Extended Data Fig. 2: CD19 CAR-T cell expansion in Adult B-ALL and B-cell lymphoma patients with initial high or low tumor burden. | Nature Biomedical Engineering

Extended Data Fig. 2: CD19 CAR-T cell expansion in Adult B-ALL and B-cell lymphoma patients with initial high or low tumor burden.

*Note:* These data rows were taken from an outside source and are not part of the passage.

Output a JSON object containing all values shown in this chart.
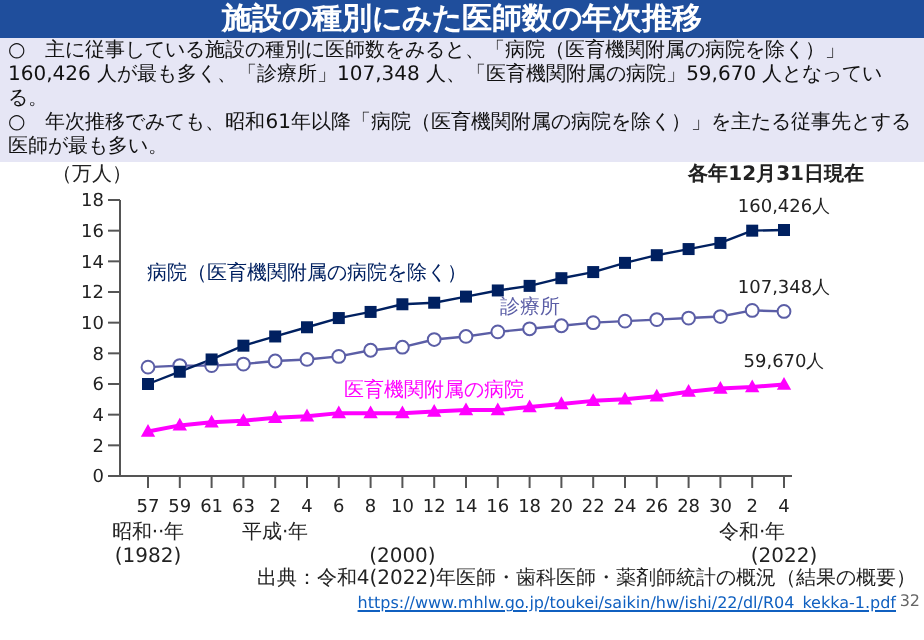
{
  "chart_data": {
    "type": "line",
    "title": "施設の種別にみた医師数の年次推移",
    "subtitle": "○　主に従事している施設の種別に医師数をみると、「病院（医育機関附属の病院を除く）」160,426 人が最も多く、「診療所」107,348 人、「医育機関附属の病院」59,670 人となっている。\n○　年次推移でみても、昭和61年以降「病院（医育機関附属の病院を除く）」を主たる従事先とする医師が最も多い。",
    "ylabel": "（万人）",
    "categories": [
      "57",
      "59",
      "61",
      "63",
      "2",
      "4",
      "6",
      "8",
      "10",
      "12",
      "14",
      "16",
      "18",
      "20",
      "22",
      "24",
      "26",
      "28",
      "30",
      "2",
      "4"
    ],
    "series": [
      {
        "name": "病院（医育機関附属の病院を除く）",
        "color": "#002060",
        "marker": "square",
        "values": [
          6.0,
          6.8,
          7.6,
          8.5,
          9.1,
          9.7,
          10.3,
          10.7,
          11.2,
          11.3,
          11.7,
          12.1,
          12.4,
          12.9,
          13.3,
          13.9,
          14.4,
          14.8,
          15.2,
          16.0,
          16.0426
        ]
      },
      {
        "name": "診療所",
        "color": "#5b5ea6",
        "marker": "circle",
        "values": [
          7.1,
          7.2,
          7.2,
          7.3,
          7.5,
          7.6,
          7.8,
          8.2,
          8.4,
          8.9,
          9.1,
          9.4,
          9.6,
          9.8,
          10.0,
          10.1,
          10.2,
          10.3,
          10.4,
          10.8,
          10.7348
        ]
      },
      {
        "name": "医育機関附属の病院",
        "color": "#ff00ff",
        "marker": "triangle",
        "values": [
          2.9,
          3.3,
          3.5,
          3.6,
          3.8,
          3.9,
          4.1,
          4.1,
          4.1,
          4.2,
          4.3,
          4.3,
          4.5,
          4.7,
          4.9,
          5.0,
          5.2,
          5.5,
          5.7,
          5.8,
          5.967
        ]
      }
    ],
    "ylim": [
      0,
      18
    ],
    "yticks": [
      0,
      2,
      4,
      6,
      8,
      10,
      12,
      14,
      16,
      18
    ],
    "annotations": [
      "各年12月31日現在",
      "昭和··年",
      "平成·年",
      "令和·年",
      "(1982)",
      "(2000)",
      "(2022)",
      "出典：令和4(2022)年医師・歯科医師・薬剤師統計の概況（結果の概要）",
      "https://www.mhlw.go.jp/toukei/saikin/hw/ishi/22/dl/R04_kekka-1.pdf",
      "32",
      "160,426人",
      "107,348人",
      "59,670人"
    ]
  }
}
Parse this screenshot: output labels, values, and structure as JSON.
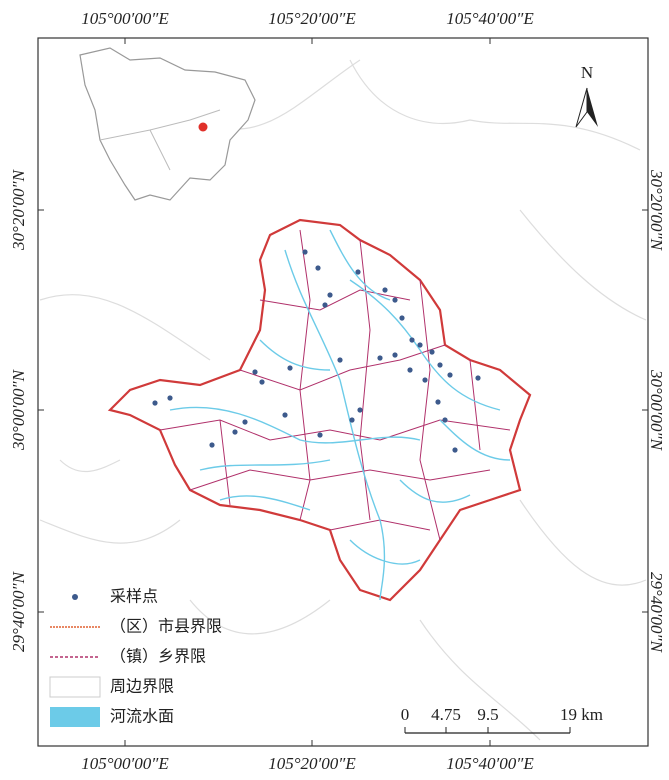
{
  "frame": {
    "top_labels": [
      "105°00′00″E",
      "105°20′00″E",
      "105°40′00″E"
    ],
    "bottom_labels": [
      "105°00′00″E",
      "105°20′00″E",
      "105°40′00″E"
    ],
    "left_labels": [
      "30°20′00″N",
      "30°00′00″N",
      "29°40′00″N"
    ],
    "right_labels": [
      "30°20′00″N",
      "30°00′00″N",
      "29°40′00″N"
    ]
  },
  "north_arrow": "N",
  "legend": [
    "采样点",
    "（区）市县界限",
    "（镇）乡界限",
    "周边界限",
    "河流水面"
  ],
  "scale_bar": [
    "0",
    "4.75",
    "9.5",
    "19 km"
  ]
}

From: Directed evolution-based discovery of ligands for in vivo restimulation of chimeric antigen receptor T cells

Extended Data Fig. 2

(a) The impact of high tumor burden on CAR-T expansion in a cohort of relapsed/refractory ALL patients (n = 29) treated with 4-1BB CAR-T19 (CTL019; NCT02030847). High tumor burden was defined as bone marrow involvement before CART19 higher than 5%. The majority of patients (23/29, 79.3%) had a high disease burden before treatment. High tumor burden correlated with higher peak of expansion (CAR19 copies/μg of DNA: high tumor burden: 77,109 vs. low tumor burden: 25,064; p = 0.0641;). P-values are calculated with a two-sided unpaired student’s t-test. (b) The impact of high tumor burden on CAR-T expansion in a cohort of relapsed/refractory B-NHL patients treated with 4-1BB CAR-T19 CTL019 within a clinical trial (n = 37; NCT02030834). High tumor burden was defined as serum LDH higher than 1.5 folds the upper normal limit at infusion. In this cohort, we observed a trend toward higher CAR-T19 expansion in patients with high disease burden (n = 7, 18.9%) than in patients with low tumor burden (n = 30, 81.1%) (CAR19 copies/μg of DNA 35,857 vs 18,718 respectively; p = 0.1501). P-values are calculated with a two-sided unpaired student’s t-test.